W auli szkolnej przywitał gości ksiądz dyrektor Mirosław Gajda, krótko scharakteryzował placówkę, przedstawił ofertę edukacyjną i przedstawił program Dnia Otwartego. Na scenie auli nasi goście mogli obejrzeć trzy finałowe występy klas 3a, 1a, 2b, szkolnego programu „Na ludową nutę”. Bardzo humorystyczne żywe teledyski, pełne twórczej kreacji naszych uczniów, szczerze ubawiły gości i nagrodzone zostały licznymi brawami. Następnie nasi młodzie goście, sami, lub z rodzicami, rozpoczęli zwiedzanie szkoły. Samorząd Szkolny obdarowywał kalendarzykami i krówkami salezjańskimi. Słodki poczęstunek naszych firmowych krówek z logo szkoły, był również strawą duchową, gdyż po rozwinięciu cukierka każdy mógł przeczytać myśl Ks. Bosco. Dużym zainteresowanie cieszyły się tablice z aktualnościami szkolnymi i tabla. W swoich klasach nauczyciele przygotowali liczne niespodzianki. U anglistów odgrywane były scenki z wizyty u dentysty – po angielsku oczywiście, za prawidłowo rozwiązaną krzyżówkę otrzymywało się słodką nagrodę.

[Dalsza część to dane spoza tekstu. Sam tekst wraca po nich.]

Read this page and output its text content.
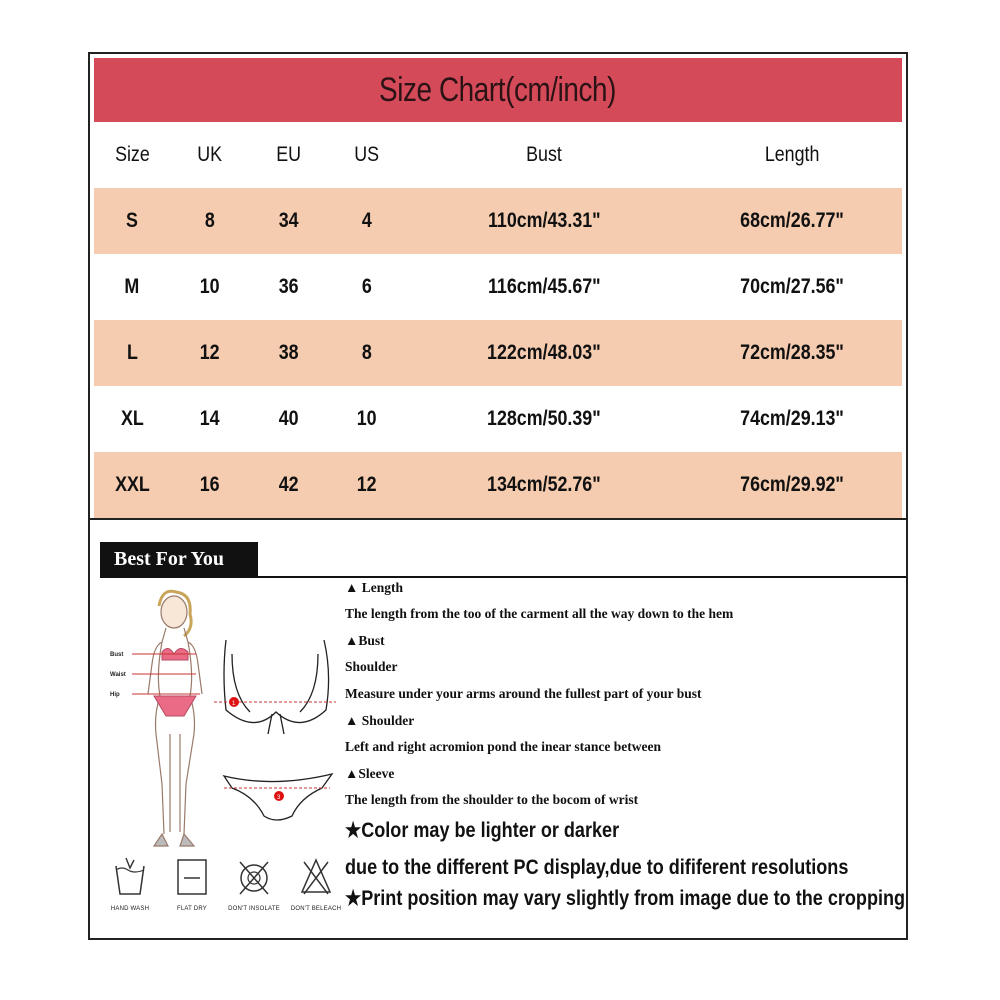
Size Chart(cm/inch)
Size UK	EU	US	Bust	Length
S	8	34	4	110cm/43.31"	68cm/26.77"
M	10	36	6	116cm/45.67"	70cm/27.56"
L	12	38	8	122cm/48.03"	72cm/28.35"
XL	14	40	10	128cm/50.39"	74cm/29.13"
XXL 16	42	12	134cm/52.76"	76cm/29.92"
Best For You
Bust
Waist
Hip
1
3
HAND WASH	FLAT DRY	DON'T INSOLATE	DON'T BELEACH
▲ Length
The length from the too of the carment all the way down to the hem
▲Bust
Shoulder
Measure under your arms around the fullest part of your bust
▲ Shoulder
Left and right acromion pond the inear stance between
▲Sleeve
The length from the shoulder to the bocom of wrist
★Color may be lighter or darker
due to the different PC display,due to dififerent resolutions
★Print position may vary slightly from image due to the cropping
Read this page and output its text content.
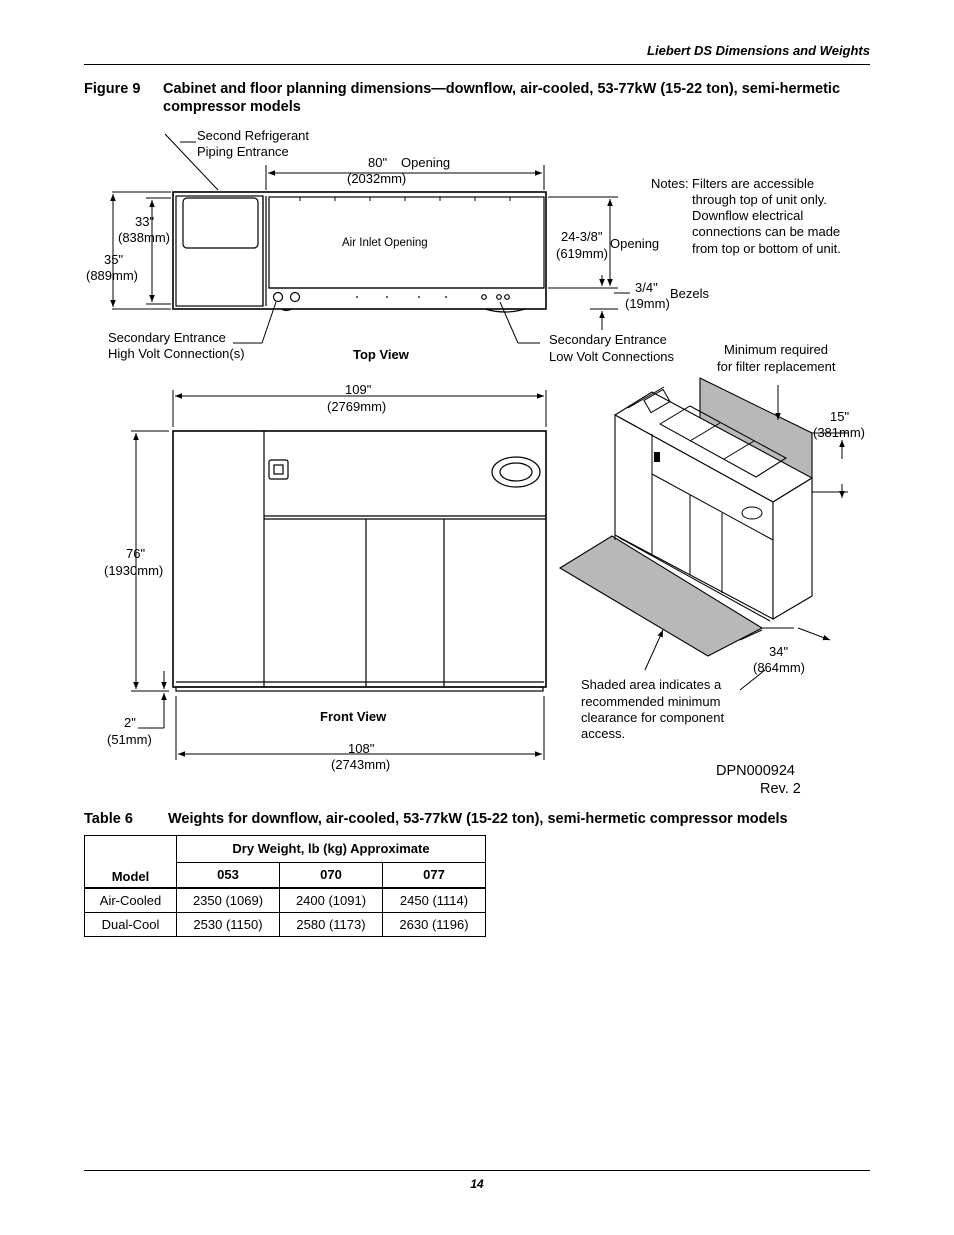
Liebert DS Dimensions and Weights
Figure 9 Cabinet and floor planning dimensions—downflow, air-cooled, 53-77kW (15-22 ton), semi-hermetic compressor models
Second Refrigerant
Piping Entrance
80" Opening
(2032mm)
Air Inlet Opening
33"
(838mm)
35"
(889mm)
24-3/8"
(619mm)
Opening
3/4"
(19mm)
Bezels
Secondary Entrance
High Volt Connection(s)
Secondary Entrance
Low Volt Connections
Top View
Notes: Filters are accessible
through top of unit only.
Downflow electrical
connections can be made
from top or bottom of unit.
109"
(2769mm)
76"
(1930mm)
2"
(51mm)
Front View
108"
(2743mm)
Minimum required
for filter replacement
15"
(381mm)
34"
(864mm)
Shaded area indicates a
recommended minimum
clearance for component
access.
DPN000924
Rev. 2
Table 6 Weights for downflow, air-cooled, 53-77kW (15-22 ton), semi-hermetic compressor models
Model	Dry Weight, lb (kg) Approximate		
	053	070	077
Air-Cooled	2350 (1069)	2400 (1091)	2450 (1114)
Dual-Cool	2530 (1150)	2580 (1173)	2630 (1196)
14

U germanistów można było obejrzeć szkolną ekranizację Kopciuszka, nie muszę chyba dodawać, że po niemiecku. Poloniści przygotowali zagadki oraz szkolne gazetki redagowane przez uczniów. W pracowniach biologicznej, chemicznej i fizycznej panowała mocno naukowa atmosfera. Uczniowie pod czujnym okiem nauczycieli, przeprowadzali doświadczenia, zaskakujące efektem końcowym, zmieniającymi kolor substancjami, iskrami, widelcami zawieszonymi na jednej zapałce, itd. I w tych klasach były największe tłumy. Jeśli przyszła ochota na rozruszanie nóg, to nauczyciele w.f. czekali na chętnych do rozruszania na sali gimnastycznej.

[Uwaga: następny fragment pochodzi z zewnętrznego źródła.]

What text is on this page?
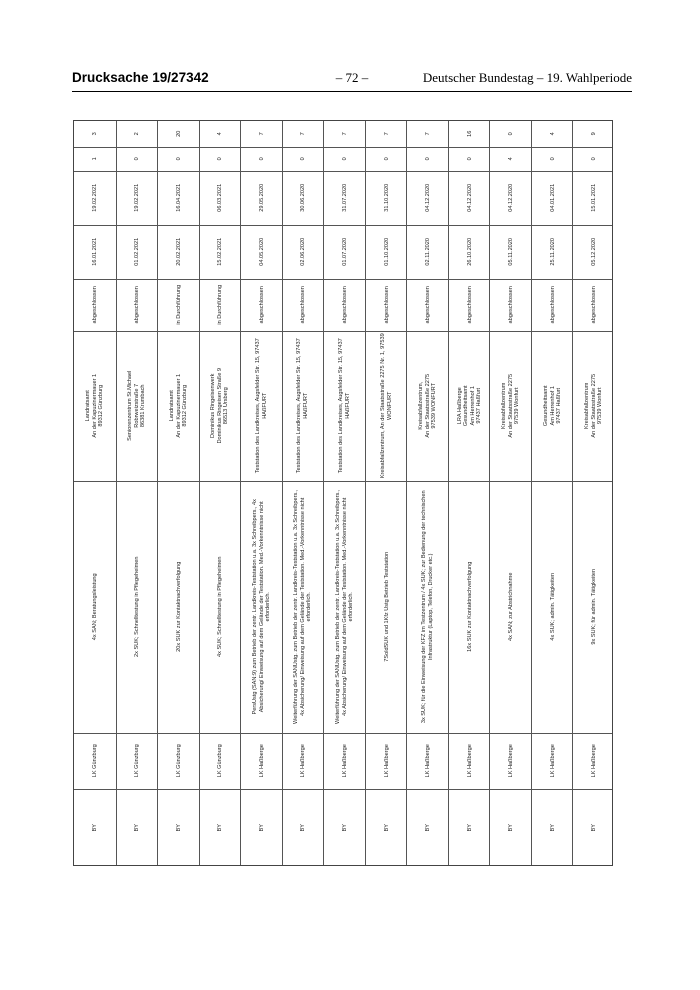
Drucksache 19/27342	– 72 –	Deutscher Bundestag – 19. Wahlperiode
BY
LK Günzburg
4x SAN; Beratungsleistung
Landratsamt
An der Kapuzinermauer 1
89312 Günzburg
abgeschlossen
16.01.2021
19.02.2021
1
3
BY
LK Günzburg
2x SUK; Schnelltestung in Pflegeheimen
Seniorenzentrum St.Michael
Robrweizstraße 7
86381 Krumbach
abgeschlossen
01.02.2021
19.02.2021
0
2
BY
LK Günzburg
20x SUK zur Kontaktnachverfolgung
Landratsamt
An der Kapuzinermauer 1
89312 Günzburg
in Durchführung
20.02.2021
16.04.2021
0
20
BY
LK Günzburg
4x SUK; Schnelltestung in Pflegeheimen
Dominikus Ringeisenwerk
Dominikus Ringeisen Straße 9
86513 Ursberg
in Durchführung
15.02.2021
06.03.2021
0
4
BY
LK Haßberge
PersUstg (SAN:9) zum Betrieb der zentr. Landkreis-Teststation u.a. 3x Schreibpers., 4x
Absicherung/ Einweisung auf dem Gelände der Teststation. Med.-Vorkenntnisse nicht
erforderlich.
Teststation des Landkreises, Augsfelder Str. 15, 97437
HAßFURT
abgeschlossen
04.05.2020
29.05.2020
0
7
BY
LK Haßberge
Weiterführung der SANUstg. zum Betrieb der zentr. Landkreis-Teststation u.a. 3x Schreibpers.,
4x Absicherung/ Einweisung auf dem Gelände der Teststation. Med.-Vorkenntnisse nicht
erforderlich.
Teststation des Landkreises, Augsfelder Str. 15, 97437
HAßFURT
abgeschlossen
02.06.2020
30.06.2020
0
7
BY
LK Haßberge
Weiterführung der SANUstg. zum Betrieb der zentr. Landkreis-Teststation u.a. 3x Schreibpers.,
4x Absicherung/ Einweisung auf dem Gelände der Teststation. Med.-Vorkenntnisse nicht
erforderlich.
Teststation des Landkreises, Augsfelder Str. 15, 97437
HAßFURT
abgeschlossen
01.07.2020
31.07.2020
0
7
BY
LK Haßberge
7SoldSUK und 1Kfz Ustg Betrieb Teststation
Kreisabfallzentrum, An der Staatsstraße 2275 Nr. 1, 97539
WONFURT
abgeschlossen
01.10.2020
31.10.2020
0
7
BY
LK Haßberge
3x SUK; für die Einweisung der KFZ im Testzentrum / 4x SUK; zur Bedienung der technischen
Infrastruktur (Laptop, Telefon, Drucker etc.)
Kreisabfallzentrum,
An der Staatsstraße 2275
97539 WONFURT
abgeschlossen
02.11.2020
04.12.2020
0
7
BY
LK Haßberge
16x SUK zur Kontaktnachverfolgung
LRA Haßberge
Gesundheitsamt
Am Herrenhof 1
97437 Haßfurt
abgeschlossen
26.10.2020
04.12.2020
0
16
BY
LK Haßberge
4x SAN; zur Abstrichnahme
Kreisabfallzentrum
An der Staatsstraße 2275
97539 Wonfurt
abgeschlossen
05.11.2020
04.12.2020
4
0
BY
LK Haßberge
4x SUK; admin. Tätigkeiten
Gesundheitsamt
Am Herrenhof 1
97437 Haßfurt
abgeschlossen
25.11.2020
04.01.2021
0
4
BY
LK Haßberge
9x SUK; für admin. Tätigkeiten
Kreisabfallzentrum
An der Staatsstraße 2275
97539 Wonfurt
abgeschlossen
05.12.2020
15.01.2021
0
9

Rodzice oraz nasi przyszli uczniowie z ciekawością oglądali wystawy , zadawali pytania na które ochoczo odpowiadali nauczyciele i uczniowie, uczestniczyli w konkursach. Jest to już kolejny Dzień Otwarty na przestrzeni lat, lecz tegoroczny zaskoczył nas bardzo pozytywnie. Przede wszystkim mnogością zwiedzających naszą szkołę – około 250 osób, a także czasem jakim nasi mili goście spędzili u nas – większość była od początku do końca Dnia Otwartego. Pani Sylwia w sekretariacie miała ręce pełne roboty, ponieważ część rodziców po wizycie u nas, zapisała swoje dzieci do Gimnazjum Salezjańskiego. Ci którzy chcą do salezjańskiej szkoły chodzić, muszą się śpieszyć, bo miejsc coraz mniej.